USS Clueless - Starvation in North Korea
     
     
 

Stardate 20020210.0633

(On Screen): North Korea's economy has been a basket case for years. A combination of drought and mismanagement has meant that the nation has been unable to even come close to being agriculturally self-sufficient, and it has been kept going by massive importation of food, especially from the US. In fact, the US has been one of the biggest donor nations for a long time keeping North Korea from complete collapse. Which is ironic.

I wonder if that will continue. There was the designation of North Korea as being part of the "axis of evil", which surely indicates that any patience that the US has for the Kim regime is over.

The UN's World Food Program is appealing for help with respect to North Korea. There is an expected shortfall of 1.5 million tons of grain and the WFP expected to supply about half of that at a cost of $216 million, but donations have dried up and it may not be able to. In hopes of motivating donors, they stress that children are at risk. (Food aid agencies always use pictures of children in these situations.)

Unfortunately, it isn't clear that sending food to North Korea actually will help the starving there. There's good reason to believe that prior food aid was being diverted by the government, who was not delivering it to the starving in the countryside. If the only result of food aid has actually been to prop up a despotic government, are we actually harming the people of North Korea more than helping them with it, in the long run? How can we help the people of a nation when their own government doesn't care about them and sees political advantage in letting them starve?
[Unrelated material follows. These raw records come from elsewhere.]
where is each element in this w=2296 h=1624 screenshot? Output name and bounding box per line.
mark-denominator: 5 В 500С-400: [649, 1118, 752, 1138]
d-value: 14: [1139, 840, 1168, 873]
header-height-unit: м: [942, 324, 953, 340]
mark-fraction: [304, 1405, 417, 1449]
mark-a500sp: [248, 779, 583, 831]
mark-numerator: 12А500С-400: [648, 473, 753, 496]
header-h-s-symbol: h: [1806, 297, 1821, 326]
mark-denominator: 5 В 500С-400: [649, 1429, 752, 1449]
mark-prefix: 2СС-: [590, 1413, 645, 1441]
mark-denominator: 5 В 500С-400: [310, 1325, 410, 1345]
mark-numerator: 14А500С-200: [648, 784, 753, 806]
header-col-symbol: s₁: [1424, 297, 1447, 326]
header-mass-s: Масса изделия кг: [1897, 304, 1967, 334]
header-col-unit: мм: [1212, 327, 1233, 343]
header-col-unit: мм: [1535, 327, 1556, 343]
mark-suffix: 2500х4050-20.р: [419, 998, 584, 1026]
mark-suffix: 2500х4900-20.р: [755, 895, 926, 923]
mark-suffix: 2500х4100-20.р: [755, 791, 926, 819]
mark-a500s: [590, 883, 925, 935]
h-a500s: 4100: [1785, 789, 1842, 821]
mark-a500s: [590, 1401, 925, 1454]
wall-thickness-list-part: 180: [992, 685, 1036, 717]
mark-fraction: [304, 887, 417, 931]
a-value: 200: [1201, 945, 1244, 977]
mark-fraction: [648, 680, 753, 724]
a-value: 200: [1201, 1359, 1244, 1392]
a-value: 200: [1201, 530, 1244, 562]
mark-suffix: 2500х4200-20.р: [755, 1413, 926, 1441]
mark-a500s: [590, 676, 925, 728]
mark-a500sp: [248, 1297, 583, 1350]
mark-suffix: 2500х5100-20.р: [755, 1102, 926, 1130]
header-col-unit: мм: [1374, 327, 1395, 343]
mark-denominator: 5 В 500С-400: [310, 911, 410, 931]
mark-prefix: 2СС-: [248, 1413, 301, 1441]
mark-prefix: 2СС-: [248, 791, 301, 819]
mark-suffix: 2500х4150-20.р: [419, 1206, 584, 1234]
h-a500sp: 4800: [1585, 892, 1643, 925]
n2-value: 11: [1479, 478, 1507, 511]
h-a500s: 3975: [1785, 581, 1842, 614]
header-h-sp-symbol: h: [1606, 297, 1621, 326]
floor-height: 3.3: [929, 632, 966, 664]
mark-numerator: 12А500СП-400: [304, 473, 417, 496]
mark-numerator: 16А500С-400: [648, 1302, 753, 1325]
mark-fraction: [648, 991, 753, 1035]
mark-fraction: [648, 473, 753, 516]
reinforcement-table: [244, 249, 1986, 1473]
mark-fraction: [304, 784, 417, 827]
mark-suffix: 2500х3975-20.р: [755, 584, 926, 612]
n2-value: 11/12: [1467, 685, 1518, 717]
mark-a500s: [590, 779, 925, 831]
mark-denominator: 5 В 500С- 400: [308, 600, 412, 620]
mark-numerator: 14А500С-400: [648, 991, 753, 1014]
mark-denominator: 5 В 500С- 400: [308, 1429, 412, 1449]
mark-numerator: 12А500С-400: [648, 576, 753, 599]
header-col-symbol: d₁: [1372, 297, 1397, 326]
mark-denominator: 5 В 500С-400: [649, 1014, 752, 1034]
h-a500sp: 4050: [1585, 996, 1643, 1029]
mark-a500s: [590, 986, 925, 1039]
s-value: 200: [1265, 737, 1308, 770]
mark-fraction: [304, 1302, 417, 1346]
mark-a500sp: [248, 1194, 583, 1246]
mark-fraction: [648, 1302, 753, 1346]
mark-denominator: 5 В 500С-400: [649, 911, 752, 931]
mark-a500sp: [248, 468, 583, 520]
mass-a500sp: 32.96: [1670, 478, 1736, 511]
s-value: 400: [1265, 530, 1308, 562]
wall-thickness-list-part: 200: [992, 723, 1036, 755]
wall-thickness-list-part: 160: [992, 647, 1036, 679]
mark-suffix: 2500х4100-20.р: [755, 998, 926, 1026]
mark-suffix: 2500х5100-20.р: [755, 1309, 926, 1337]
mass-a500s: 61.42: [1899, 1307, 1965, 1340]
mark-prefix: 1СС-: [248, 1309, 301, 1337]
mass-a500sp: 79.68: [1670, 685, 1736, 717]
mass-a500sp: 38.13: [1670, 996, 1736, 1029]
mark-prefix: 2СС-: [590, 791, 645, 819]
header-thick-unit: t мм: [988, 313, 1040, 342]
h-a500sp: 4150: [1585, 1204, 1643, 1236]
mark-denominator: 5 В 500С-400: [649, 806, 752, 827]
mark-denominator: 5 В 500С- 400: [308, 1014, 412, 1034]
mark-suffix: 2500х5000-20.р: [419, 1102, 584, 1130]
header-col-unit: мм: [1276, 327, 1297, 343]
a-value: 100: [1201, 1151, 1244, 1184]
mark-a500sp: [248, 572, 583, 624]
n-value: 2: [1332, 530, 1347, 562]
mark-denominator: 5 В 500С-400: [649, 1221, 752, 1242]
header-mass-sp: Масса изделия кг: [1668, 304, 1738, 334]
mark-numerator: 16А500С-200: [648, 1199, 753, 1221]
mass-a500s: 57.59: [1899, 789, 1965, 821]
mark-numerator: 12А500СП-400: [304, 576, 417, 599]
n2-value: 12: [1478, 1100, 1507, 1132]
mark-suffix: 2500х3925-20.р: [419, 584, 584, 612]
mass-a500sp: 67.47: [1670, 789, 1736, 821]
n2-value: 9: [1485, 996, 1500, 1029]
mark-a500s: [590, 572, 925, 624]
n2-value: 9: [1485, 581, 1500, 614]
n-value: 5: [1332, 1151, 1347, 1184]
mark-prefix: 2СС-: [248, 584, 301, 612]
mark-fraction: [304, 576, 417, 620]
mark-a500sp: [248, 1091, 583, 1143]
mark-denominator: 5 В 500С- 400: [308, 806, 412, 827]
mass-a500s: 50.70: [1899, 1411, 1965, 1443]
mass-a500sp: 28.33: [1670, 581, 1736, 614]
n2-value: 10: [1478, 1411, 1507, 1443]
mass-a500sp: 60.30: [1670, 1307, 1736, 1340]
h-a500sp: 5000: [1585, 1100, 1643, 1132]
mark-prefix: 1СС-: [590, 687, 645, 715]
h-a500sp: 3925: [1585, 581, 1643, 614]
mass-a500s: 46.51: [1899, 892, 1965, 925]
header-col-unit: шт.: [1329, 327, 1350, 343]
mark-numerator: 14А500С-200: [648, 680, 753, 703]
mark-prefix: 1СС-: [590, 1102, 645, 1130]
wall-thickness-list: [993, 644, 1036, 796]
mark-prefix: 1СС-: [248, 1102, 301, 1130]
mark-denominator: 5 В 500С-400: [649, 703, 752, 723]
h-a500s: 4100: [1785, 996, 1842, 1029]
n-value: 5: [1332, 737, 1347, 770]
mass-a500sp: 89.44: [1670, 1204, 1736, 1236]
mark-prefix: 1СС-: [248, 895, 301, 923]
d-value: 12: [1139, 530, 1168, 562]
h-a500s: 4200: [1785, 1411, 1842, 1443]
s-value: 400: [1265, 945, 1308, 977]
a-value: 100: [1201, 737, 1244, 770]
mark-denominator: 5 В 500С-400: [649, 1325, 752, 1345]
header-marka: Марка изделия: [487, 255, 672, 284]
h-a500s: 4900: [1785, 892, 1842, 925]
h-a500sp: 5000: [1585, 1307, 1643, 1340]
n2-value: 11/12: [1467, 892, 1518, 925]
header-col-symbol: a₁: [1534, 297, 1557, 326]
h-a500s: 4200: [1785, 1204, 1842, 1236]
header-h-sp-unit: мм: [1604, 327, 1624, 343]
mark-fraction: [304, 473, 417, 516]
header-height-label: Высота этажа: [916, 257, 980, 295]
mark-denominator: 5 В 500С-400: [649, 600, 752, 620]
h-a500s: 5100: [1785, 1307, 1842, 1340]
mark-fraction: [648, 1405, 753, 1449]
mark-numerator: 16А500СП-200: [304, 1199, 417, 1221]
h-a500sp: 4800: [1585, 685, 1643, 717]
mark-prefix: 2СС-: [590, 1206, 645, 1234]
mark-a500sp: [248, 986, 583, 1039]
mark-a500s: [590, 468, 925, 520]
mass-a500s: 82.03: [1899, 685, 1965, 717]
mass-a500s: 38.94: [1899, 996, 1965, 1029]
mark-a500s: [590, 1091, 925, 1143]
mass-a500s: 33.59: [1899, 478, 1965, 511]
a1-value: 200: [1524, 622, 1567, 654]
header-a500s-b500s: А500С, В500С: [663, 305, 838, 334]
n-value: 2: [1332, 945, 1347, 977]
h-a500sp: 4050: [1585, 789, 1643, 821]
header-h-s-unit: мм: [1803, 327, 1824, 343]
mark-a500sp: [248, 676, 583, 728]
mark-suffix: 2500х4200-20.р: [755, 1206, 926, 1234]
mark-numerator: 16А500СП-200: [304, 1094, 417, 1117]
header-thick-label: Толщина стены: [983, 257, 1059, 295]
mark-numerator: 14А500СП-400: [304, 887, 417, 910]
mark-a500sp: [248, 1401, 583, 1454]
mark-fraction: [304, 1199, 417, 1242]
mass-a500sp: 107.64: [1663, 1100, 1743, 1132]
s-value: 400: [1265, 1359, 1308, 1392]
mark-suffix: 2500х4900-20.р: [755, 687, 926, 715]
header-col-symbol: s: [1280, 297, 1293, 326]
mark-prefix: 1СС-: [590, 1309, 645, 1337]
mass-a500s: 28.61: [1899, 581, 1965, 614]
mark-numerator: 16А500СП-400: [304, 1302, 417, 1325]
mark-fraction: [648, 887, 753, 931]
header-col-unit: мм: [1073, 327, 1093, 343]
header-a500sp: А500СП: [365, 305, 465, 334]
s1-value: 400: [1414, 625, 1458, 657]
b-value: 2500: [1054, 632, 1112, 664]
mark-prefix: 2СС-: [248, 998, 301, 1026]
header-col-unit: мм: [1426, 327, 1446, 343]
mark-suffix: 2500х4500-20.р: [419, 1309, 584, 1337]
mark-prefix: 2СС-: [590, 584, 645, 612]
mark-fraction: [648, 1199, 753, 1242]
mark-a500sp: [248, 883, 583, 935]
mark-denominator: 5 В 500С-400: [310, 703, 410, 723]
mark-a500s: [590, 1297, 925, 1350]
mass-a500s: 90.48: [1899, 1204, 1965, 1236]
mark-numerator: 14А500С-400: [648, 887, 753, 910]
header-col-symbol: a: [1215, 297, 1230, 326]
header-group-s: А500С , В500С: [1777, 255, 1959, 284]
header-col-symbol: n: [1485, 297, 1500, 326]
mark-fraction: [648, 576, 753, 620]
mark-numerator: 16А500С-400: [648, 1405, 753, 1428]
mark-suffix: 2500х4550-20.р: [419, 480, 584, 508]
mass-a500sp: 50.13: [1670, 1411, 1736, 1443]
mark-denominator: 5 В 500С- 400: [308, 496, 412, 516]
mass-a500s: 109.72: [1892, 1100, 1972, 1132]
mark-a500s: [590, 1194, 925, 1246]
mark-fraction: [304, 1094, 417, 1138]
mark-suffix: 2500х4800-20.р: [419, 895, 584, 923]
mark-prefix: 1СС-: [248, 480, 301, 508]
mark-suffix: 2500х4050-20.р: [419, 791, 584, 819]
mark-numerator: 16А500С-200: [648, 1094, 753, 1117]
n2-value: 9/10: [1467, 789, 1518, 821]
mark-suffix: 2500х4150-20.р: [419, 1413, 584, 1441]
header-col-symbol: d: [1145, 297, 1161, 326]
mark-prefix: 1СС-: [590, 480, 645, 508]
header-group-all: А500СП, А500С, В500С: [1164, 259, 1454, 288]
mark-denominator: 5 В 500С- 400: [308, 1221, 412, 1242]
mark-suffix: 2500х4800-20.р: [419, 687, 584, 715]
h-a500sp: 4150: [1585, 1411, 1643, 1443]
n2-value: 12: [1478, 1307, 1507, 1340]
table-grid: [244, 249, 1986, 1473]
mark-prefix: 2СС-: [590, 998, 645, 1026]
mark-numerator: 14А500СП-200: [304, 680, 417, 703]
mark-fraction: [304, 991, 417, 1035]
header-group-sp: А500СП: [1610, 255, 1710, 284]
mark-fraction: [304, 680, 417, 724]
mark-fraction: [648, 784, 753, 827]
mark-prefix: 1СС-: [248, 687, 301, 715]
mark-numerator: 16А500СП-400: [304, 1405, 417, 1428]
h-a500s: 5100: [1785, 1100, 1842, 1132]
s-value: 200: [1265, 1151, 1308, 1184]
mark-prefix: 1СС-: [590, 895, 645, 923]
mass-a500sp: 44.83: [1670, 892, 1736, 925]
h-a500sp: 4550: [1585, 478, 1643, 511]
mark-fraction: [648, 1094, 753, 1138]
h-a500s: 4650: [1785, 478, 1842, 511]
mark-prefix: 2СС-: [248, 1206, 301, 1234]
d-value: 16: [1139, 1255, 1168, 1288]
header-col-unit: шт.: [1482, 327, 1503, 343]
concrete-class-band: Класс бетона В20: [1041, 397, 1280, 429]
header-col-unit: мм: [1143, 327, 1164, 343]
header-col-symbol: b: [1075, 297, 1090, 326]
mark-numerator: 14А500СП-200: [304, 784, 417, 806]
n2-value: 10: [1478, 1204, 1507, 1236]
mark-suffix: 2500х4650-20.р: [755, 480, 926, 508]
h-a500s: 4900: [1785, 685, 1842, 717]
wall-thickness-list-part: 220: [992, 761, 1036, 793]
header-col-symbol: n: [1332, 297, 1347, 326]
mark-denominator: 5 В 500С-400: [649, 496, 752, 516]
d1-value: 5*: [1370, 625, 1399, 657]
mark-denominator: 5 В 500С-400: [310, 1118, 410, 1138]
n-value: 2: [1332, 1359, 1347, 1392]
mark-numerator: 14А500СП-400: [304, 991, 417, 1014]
Update: Megan McArdle comments, and says that she isn't sure what to do. And indeed the point she raises is the fundamental question raised in all war: Is it better to kill X number of people now, or by inaction to let X*5 people die in the future? No-one wants to face questions like that, because both choices suck. What we'd really like is to find a solution where no-one has to die at all. But the real world forces us to face these kinds of things, and we can't escape them by sticking our heads in the sand. Refusing to make a choice is a choice, and it's a choice for the X*5 deaths. If our redirected food aid is propping up the Kim regime, then the blood of those dying there now of starvation is already on our hands, as will those who starve next year and the year after.

An active blockade is out of the question; it isn't politically possible. But refusing to donate food is a different matter, and it may well be that it is something we should consider. In years past, most of that food from the WFP was donated by the US. Perhaps it is time to stop that.